The most important legacy of the BT tank was the T-34 medium tank. In 1937, a new design team was formed at the KhPZ to create the next generation of BT tanks. Initially, the chief designer was Mikhail Koshkin and after his death, Morozov. The team built two prototypes. The light one was called the A-20. The more heavily armed and armoured BT derivative, the A-32, was a "universal tank" to replace all the T-26 infantry tanks, BT cavalry tanks and T-28 medium tanks. Such a plan was controversial, but concerns about tank performance under the threat of the German blitzkrieg led to the approval for production of a still more heavily armoured version, the T-34 medium tank.

Along the way, an important technical development was the BT-IS and BT-SW-2 testbed vehicles, concentrating on sloped armour. This proof-of-concept led directly to the armour layout of the T-34. BT tank chassis were also used as the basis for engineering support vehicles and mobility testing vehicles. A bridgelayer variant had a T-38 turret and launched a bridge across small gaps. Standard tanks were fitted as fascine carriers. The RBT-5 hosted a pair of large artillery rocket launchers, one on each side of the turret. Several designs for extremely wide tracks, including, oddly, wooden 'snowshoes' were tried on BT tanks.

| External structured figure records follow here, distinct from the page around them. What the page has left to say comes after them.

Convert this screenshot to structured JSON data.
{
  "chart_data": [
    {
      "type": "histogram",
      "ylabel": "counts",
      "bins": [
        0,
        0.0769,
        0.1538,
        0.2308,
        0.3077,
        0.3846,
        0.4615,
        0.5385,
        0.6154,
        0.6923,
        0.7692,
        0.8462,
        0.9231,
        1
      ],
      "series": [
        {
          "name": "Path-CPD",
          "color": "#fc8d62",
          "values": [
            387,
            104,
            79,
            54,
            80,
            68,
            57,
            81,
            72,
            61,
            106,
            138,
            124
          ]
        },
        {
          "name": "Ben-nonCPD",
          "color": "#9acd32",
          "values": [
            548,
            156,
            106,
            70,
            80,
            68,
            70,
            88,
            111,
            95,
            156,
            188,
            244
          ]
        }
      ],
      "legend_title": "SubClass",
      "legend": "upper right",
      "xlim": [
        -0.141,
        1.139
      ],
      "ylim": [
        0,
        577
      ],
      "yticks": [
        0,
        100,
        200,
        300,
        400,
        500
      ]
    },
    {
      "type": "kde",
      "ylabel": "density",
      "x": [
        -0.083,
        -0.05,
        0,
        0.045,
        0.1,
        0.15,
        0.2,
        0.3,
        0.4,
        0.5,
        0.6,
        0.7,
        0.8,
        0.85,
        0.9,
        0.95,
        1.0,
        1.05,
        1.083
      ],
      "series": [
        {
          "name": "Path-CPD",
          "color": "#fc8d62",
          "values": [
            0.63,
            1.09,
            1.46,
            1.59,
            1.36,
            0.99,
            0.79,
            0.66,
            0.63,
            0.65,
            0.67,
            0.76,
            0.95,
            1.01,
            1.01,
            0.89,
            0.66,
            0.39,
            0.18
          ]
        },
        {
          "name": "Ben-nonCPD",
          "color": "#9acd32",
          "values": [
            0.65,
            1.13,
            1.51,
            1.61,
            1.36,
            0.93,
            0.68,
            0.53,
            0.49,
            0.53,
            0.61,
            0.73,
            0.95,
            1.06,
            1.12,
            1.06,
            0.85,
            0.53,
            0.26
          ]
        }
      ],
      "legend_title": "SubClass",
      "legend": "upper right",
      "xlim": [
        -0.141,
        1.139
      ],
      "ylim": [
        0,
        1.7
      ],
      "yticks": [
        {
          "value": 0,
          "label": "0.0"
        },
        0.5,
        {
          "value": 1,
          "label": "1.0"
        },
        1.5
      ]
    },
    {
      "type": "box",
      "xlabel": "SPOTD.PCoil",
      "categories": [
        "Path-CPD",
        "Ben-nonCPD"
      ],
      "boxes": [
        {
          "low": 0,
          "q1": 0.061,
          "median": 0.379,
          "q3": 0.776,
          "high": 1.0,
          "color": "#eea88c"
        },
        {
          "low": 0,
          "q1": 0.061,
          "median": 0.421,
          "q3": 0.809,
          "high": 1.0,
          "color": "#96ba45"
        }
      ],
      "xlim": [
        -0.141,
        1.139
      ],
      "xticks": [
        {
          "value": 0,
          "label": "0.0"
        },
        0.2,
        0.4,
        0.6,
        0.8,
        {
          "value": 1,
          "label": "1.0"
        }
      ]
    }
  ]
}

The KBT-7 was a thoroughly modern armoured command vehicle that was in the prototype stage when World War II broke out. The design was not pursued during the war.

In the Kiev manoeuvres of 1936, foreign military observers were shown hundreds of BT tanks roll by a reviewing stand. In the audience were British Army representatives, who returned home to advocate for use of Christie suspension on British cruiser tanks, which they incorporated from the Cruiser Mk III onwards. The pointed shape of the hull front armor on the BT tank also influenced the design of the British Matilda tank.